Non conosco il sistema a cui fai riferimento ma se si tratta di un posto dove posso fare ricerca, studiare, scrivere canzoni ed essere pagato per questo (non tanto, il minimo per sopravvivere!) allora presentami questo sistema. In realtà io non conosco nessuno che fa critica sociale proprio perché sembra non vendere più nulla. Ritorna l’errore di associare l’arte con il mondo dell’utile. Un tempo così acritico e sonnolento non so se ci sia mai stato però mi pare di cogliere tutti gli ingredienti per un risveglio. A quel punto i cantautori critici potrebbero essere l’ultimo dei problemi.
E sempre restando sul tema: non trovi che nel fare tutti tutto, si crea solo rumore di fondo a cui ci facciamo l’abitudine? Come quello che passa tutti i giorni davanti al Colosseo tanto che non ci fa più caso?
Su questo, con me, sfondi una porta aperta. Io preferisco, da sempre, fare al massimo 2-3 cose, cercando di farle al meglio. Il rumore di fondo credo sia dato dalla bulimia di input che il nostro sistema non riesce a processare appieno. Questo, in campo musicale, ha portato a prodotti tutti uguali nel mainstream. In pratica una canzone sola, infinita. Questa domanda sarebbe carino farla ai Mangiafuoco della discografia (quello sì che è un bel sistema) così da sentire una delle solite risposte retoriche con supercazzola e scappellamento a destra.

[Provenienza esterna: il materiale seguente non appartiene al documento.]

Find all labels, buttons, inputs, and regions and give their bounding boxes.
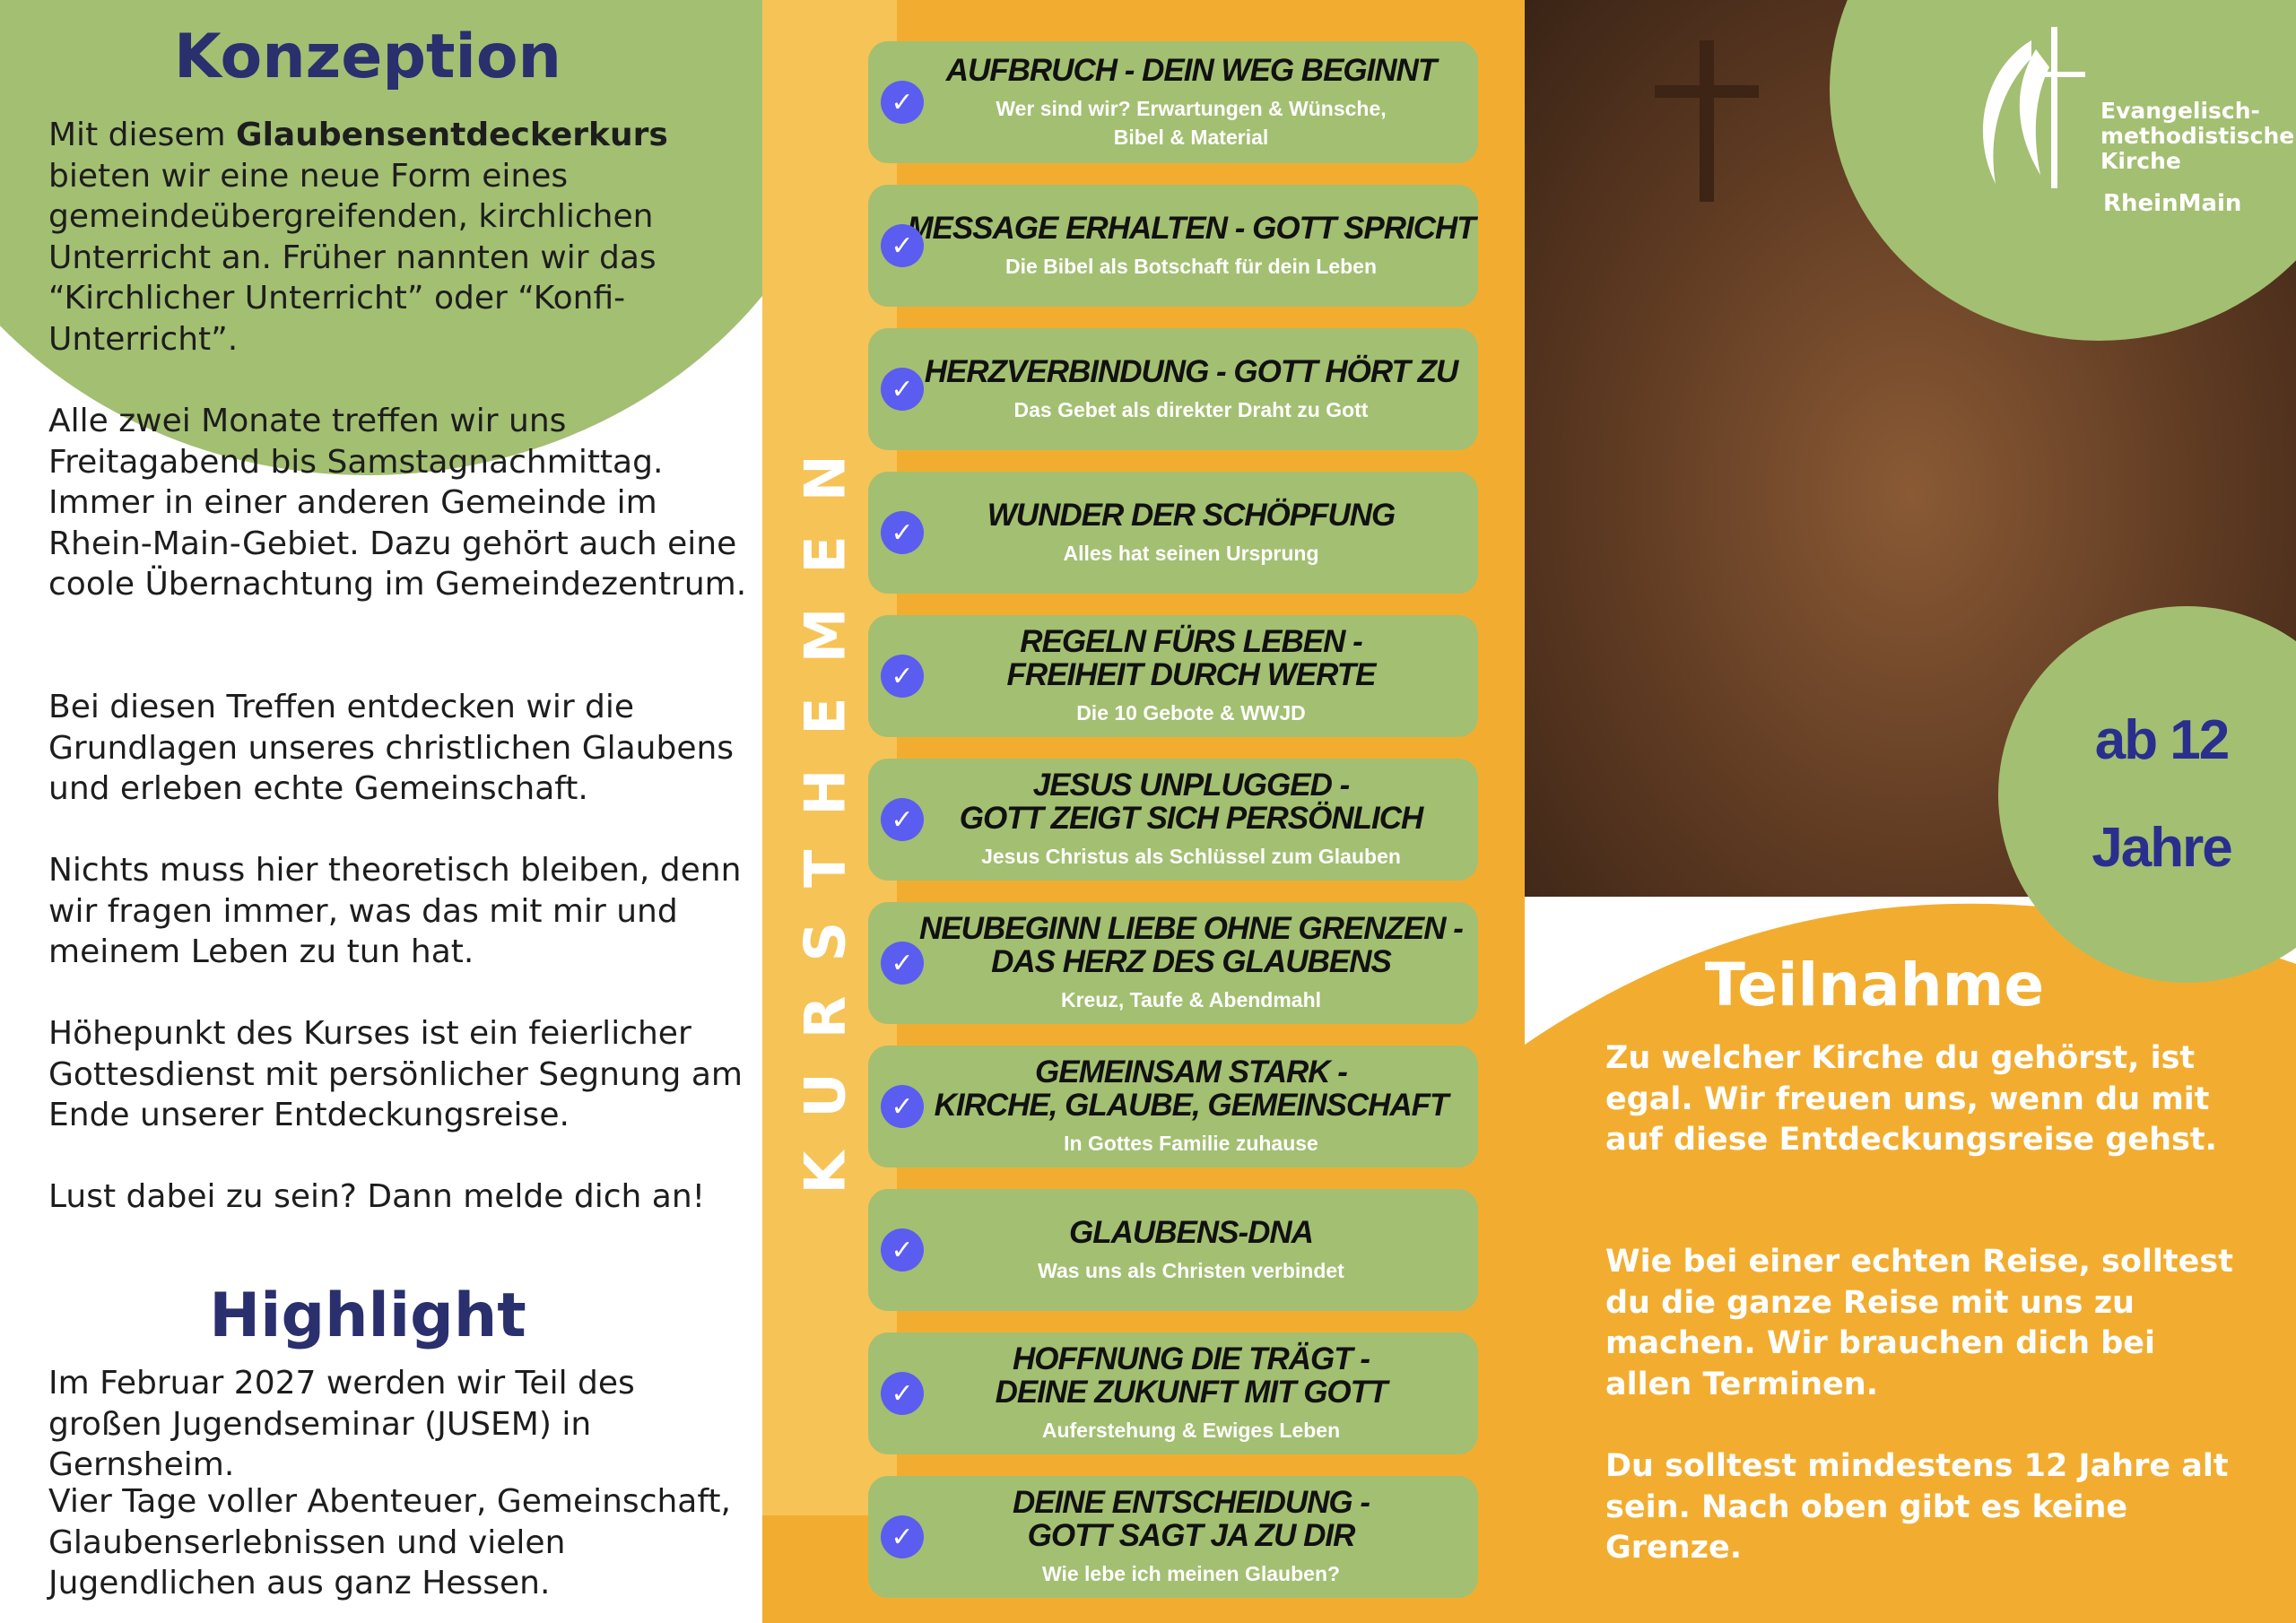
paragraph-schedule: Alle zwei Monate treffen wir uns Freitag… xyxy=(48,403,747,603)
logo-circle xyxy=(1830,0,2296,341)
age-value: ab 12 xyxy=(2094,709,2231,771)
logo-line: Kirche xyxy=(2100,148,2181,174)
check-circle-icon: ✓ xyxy=(881,1228,924,1271)
topic-title: HOFFNUNG DIE TRÄGT - DEINE ZUKUNFT MIT G… xyxy=(995,1341,1388,1410)
intro-rest: bieten wir eine neue Form eines gemeinde… xyxy=(48,157,657,358)
paragraph-highlight: Höhepunkt des Kurses ist ein feierlicher… xyxy=(48,1015,743,1133)
topic-title: JESUS UNPLUGGED - GOTT ZEIGT SICH PERSÖN… xyxy=(959,768,1424,836)
topic-card: ✓ HERZVERBINDUNG - GOTT HÖRT ZU Das Gebet … xyxy=(868,328,1478,450)
teilnahme-text-1: Zu welcher Kirche du gehörst, ist egal. … xyxy=(1605,1040,2217,1158)
teilnahme-text-3: Du solltest mindestens 12 Jahre alt sein… xyxy=(1605,1448,2229,1566)
left-panel: Konzeption Mit diesem Glaubensentdeckerk… xyxy=(0,0,762,1623)
call-to-action: Lust dabei zu sein? Dann melde dich an! xyxy=(48,1178,706,1215)
topic-subtitle: Die Bibel als Botschaft für dein Leben xyxy=(1004,254,1378,278)
topic-title: NEUBEGINN LIEBE OHNE GRENZEN - DAS HERZ … xyxy=(919,911,1464,979)
check-circle-icon: ✓ xyxy=(881,1085,924,1128)
orange-curve xyxy=(1525,903,2296,1623)
age-badge: ab 12 Jahre xyxy=(2063,606,2260,983)
check-circle-icon: ✓ xyxy=(881,511,924,554)
topic-card: ✓ HOFFNUNG DIE TRÄGT - DEINE ZUKUNFT MIT … xyxy=(868,1332,1478,1454)
intro-prefix: Mit diesem xyxy=(48,117,237,153)
topic-title: REGELN FÜRS LEBEN - FREIHEIT DURCH WERTE xyxy=(1006,624,1376,692)
check-circle-icon: ✓ xyxy=(881,1515,924,1558)
topic-title: MESSAGE ERHALTEN - GOTT SPRICHT xyxy=(907,210,1475,246)
konzeption-title: Konzeption xyxy=(174,22,561,92)
topic-card: ✓ JESUS UNPLUGGED - GOTT ZEIGT SICH PERSÖ… xyxy=(868,759,1478,881)
cross-icon xyxy=(1700,40,1714,202)
check-circle-icon: ✓ xyxy=(881,798,924,841)
topic-card: ✓ GLAUBENS-DNA Was uns als Christen verbin… xyxy=(868,1189,1478,1311)
topic-title: WUNDER DER SCHÖPFUNG xyxy=(987,497,1396,533)
topic-subtitle: Wer sind wir? Erwartungen & Wünsche, Bib… xyxy=(996,96,1387,149)
teilnahme-text-2: Wie bei einer echten Reise, solltest du … xyxy=(1605,1244,2233,1402)
topic-subtitle: In Gottes Familie zuhause xyxy=(1064,1132,1318,1155)
topic-subtitle: Jesus Christus als Schlüssel zum Glauben xyxy=(981,845,1401,868)
highlight-text-2: Vier Tage voller Abenteuer, Gemeinschaft… xyxy=(48,1483,731,1601)
course-name: Glaubensentdeckerkurs xyxy=(236,117,668,153)
paragraph-content: Bei diesen Treffen entdecken wir die Gru… xyxy=(48,689,735,807)
check-circle-icon: ✓ xyxy=(881,942,924,985)
topic-card: ✓ AUFBRUCH - DEIN WEG BEGINNT Wer sind wir… xyxy=(868,41,1478,163)
topic-subtitle: Wie lebe ich meinen Glauben? xyxy=(1041,1562,1341,1585)
age-unit: Jahre xyxy=(2092,817,2232,879)
topic-card: ✓ DEINE ENTSCHEIDUNG - GOTT SAGT JA ZU DI… xyxy=(868,1476,1478,1598)
intro-paragraph: Mit diesem Glaubensentdeckerkurs bieten … xyxy=(48,115,748,360)
logo-line: Evangelisch- xyxy=(2100,98,2260,124)
topic-card: ✓ MESSAGE ERHALTEN - GOTT SPRICHT Die Bibe… xyxy=(868,185,1478,307)
church-logo-icon xyxy=(1982,27,2085,188)
topic-subtitle: Alles hat seinen Ursprung xyxy=(1063,541,1319,565)
check-circle-icon: ✓ xyxy=(881,655,924,698)
teilnahme-title: Teilnahme xyxy=(1704,950,2045,1020)
topic-subtitle: Die 10 Gebote & WWJD xyxy=(1076,701,1306,725)
topic-title: AUFBRUCH - DEIN WEG BEGINNT xyxy=(945,52,1438,88)
check-circle-icon: ✓ xyxy=(881,224,924,267)
logo-region: RheinMain xyxy=(2103,190,2242,217)
topic-title: HERZVERBINDUNG - GOTT HÖRT ZU xyxy=(924,353,1459,389)
topic-card: ✓ REGELN FÜRS LEBEN - FREIHEIT DURCH WERT… xyxy=(868,615,1478,737)
logo-line: methodistische xyxy=(2100,123,2295,149)
topic-subtitle: Was uns als Christen verbindet xyxy=(1038,1258,1344,1282)
topic-card: ✓ GEMEINSAM STARK - KIRCHE, GLAUBE, GEMEI… xyxy=(868,1046,1478,1167)
check-circle-icon: ✓ xyxy=(881,1372,924,1415)
check-circle-icon: ✓ xyxy=(881,368,924,411)
cross-bar xyxy=(1655,85,1759,98)
age-badge-circle xyxy=(1998,606,2296,983)
logo-text: Evangelisch-methodistische Kirche xyxy=(2100,99,2294,174)
topic-subtitle: Kreuz, Taufe & Abendmahl xyxy=(1060,988,1322,1011)
topic-subtitle: Das Gebet als direkter Draht zu Gott xyxy=(1013,397,1369,421)
topic-card: ✓ NEUBEGINN LIEBE OHNE GRENZEN - DAS HERZ… xyxy=(868,902,1478,1024)
highlight-title: Highlight xyxy=(209,1280,526,1351)
topic-subtitle: Auferstehung & Ewiges Leben xyxy=(1041,1419,1341,1442)
highlight-text-1: Im Februar 2027 werden wir Teil des groß… xyxy=(48,1365,635,1483)
check-circle-icon: ✓ xyxy=(881,81,924,124)
topic-title: DEINE ENTSCHEIDUNG - GOTT SAGT JA ZU DIR xyxy=(1012,1485,1370,1553)
topic-title: GEMEINSAM STARK - KIRCHE, GLAUBE, GEMEIN… xyxy=(934,1055,1449,1123)
green-circle-decoration xyxy=(0,0,861,475)
kursthemen-label: KURSTHEMEN xyxy=(792,420,858,1194)
topic-title: GLAUBENS-DNA xyxy=(1069,1214,1314,1250)
paragraph-practical: Nichts muss hier theoretisch bleiben, de… xyxy=(48,852,742,970)
topic-card: ✓ WUNDER DER SCHÖPFUNG Alles hat seinen Ur… xyxy=(868,472,1478,594)
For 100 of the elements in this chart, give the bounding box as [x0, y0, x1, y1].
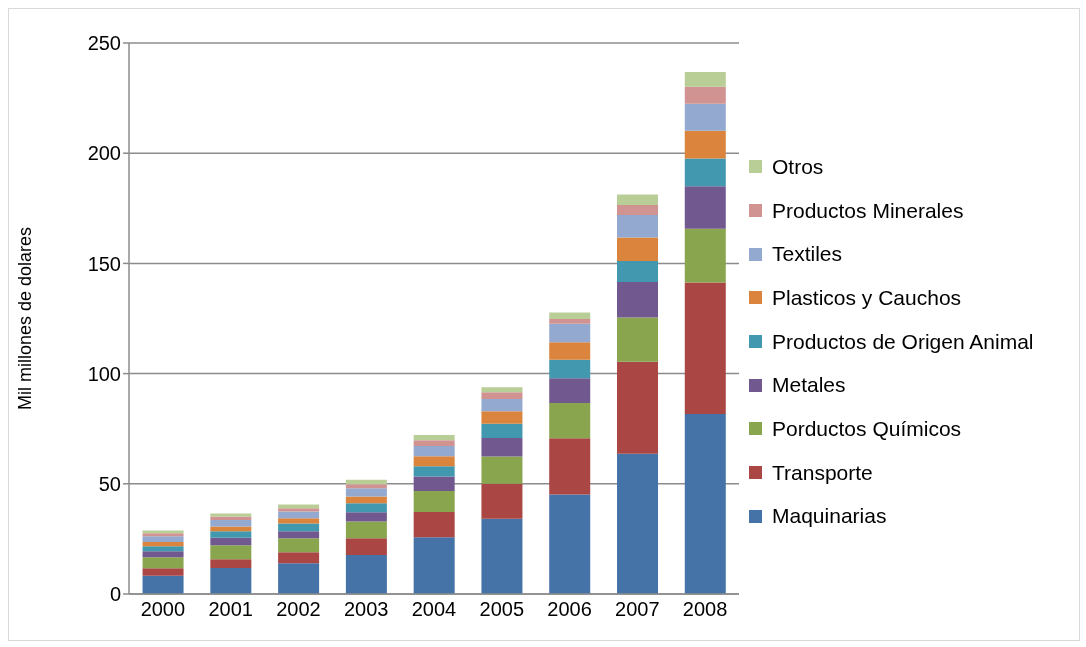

E poi che senso ha pubblicare 5 brani soltanto? Che senso ha pubblicare solo in digitale sugli streaming service? Come a dire: lavoro, investo per regalare tutto alla fine? – Giusto per prevenire la tua risposta penso che una delle peggiori del nuovo secolo possa essere: se non fai così non esisti. Cosa ne pensi?
In primis mi verrebbe da dirti che nel mondo dei singoli “fuori ora”, delle playlist, del one-shot… Pubblicare un Ep di 5 brani è già un atto di coraggio. La realtà è che a me piace l’idea organica di un album, coerente per sonorità e contenuti, per lo stesso motivo per il quale mi piacciono più i libri dei tweet e i film rispetto alle serie tv. Ma il mio è un ragionamento anacronistico e ho imparato a conviverci. In questo caso si trattava di un lavoro che per me aveva un senso urgente ma un unicum nel mio progetto musicale, forse un ponte tra una prima parte della mia carriera e la direzione che sto cercando di prendere.
Devo però rettificare sul fatto della sola pubblicazione in digitale: il disco esiste anche in copia fisica in quanto requisito richiesto da Nuovo IMAIE che ci ha aiutati con un contributo a fondo perduto previsto da un bando 2023.
Per quanto riguarda i costi del lavoro di registrazione ormai accettiamo che sia un vuoto a perdere: i supporti non si vendono quasi più e le piattaforme liquidano una miseria. La musica registrata è regalata alla liquidità salvo poi “campare” con l’attività dal vivo e, per i più affermati, con ospitate, sponsorizzazioni, ecc. Ecchest’è!
Come sempre grazie per esserti prestato al gioco delle domande acide. Chiudiamo tornando sulla retta via. Questo nuovo Ep ha un titolo importante. Ragionandoci su penso che uscire dalla propria zona di confort non sia solo una sfida personale quanto proprio un concetto sociale, anzi politico quasi. Trovo che il disco sia tutto dentro questa parola, questo concetto… che ne pensi?
Ti ringrazio, hai colto appieno lo spirito del lavoro. I muri, sia fisici che metaforici, sono il vero filo rosso che lega queste cinque canzoni. La riflessione sulla quale mi soffermo però non riguarda l’abbattimento dei muri bensì la presa di coscienza di essi e piuttosto il riciclo di quelli esistenti per creare bellezza; come vedere il bello in una cicatrice, cogliere l’unicità umana attraverso i difetti. Tutt’al più si può valutare la stupidità di volerne costruire di nuovi, nuovi confini e nuove frontiere. Uscire dalla propria bolla significa accogliere con curiosità e senza diffidenza, con stupore e non con paura. Se devo pensare ad un messaggio che mi preme condividere con il mio lavoro, questo è sicuramente uno dei principali.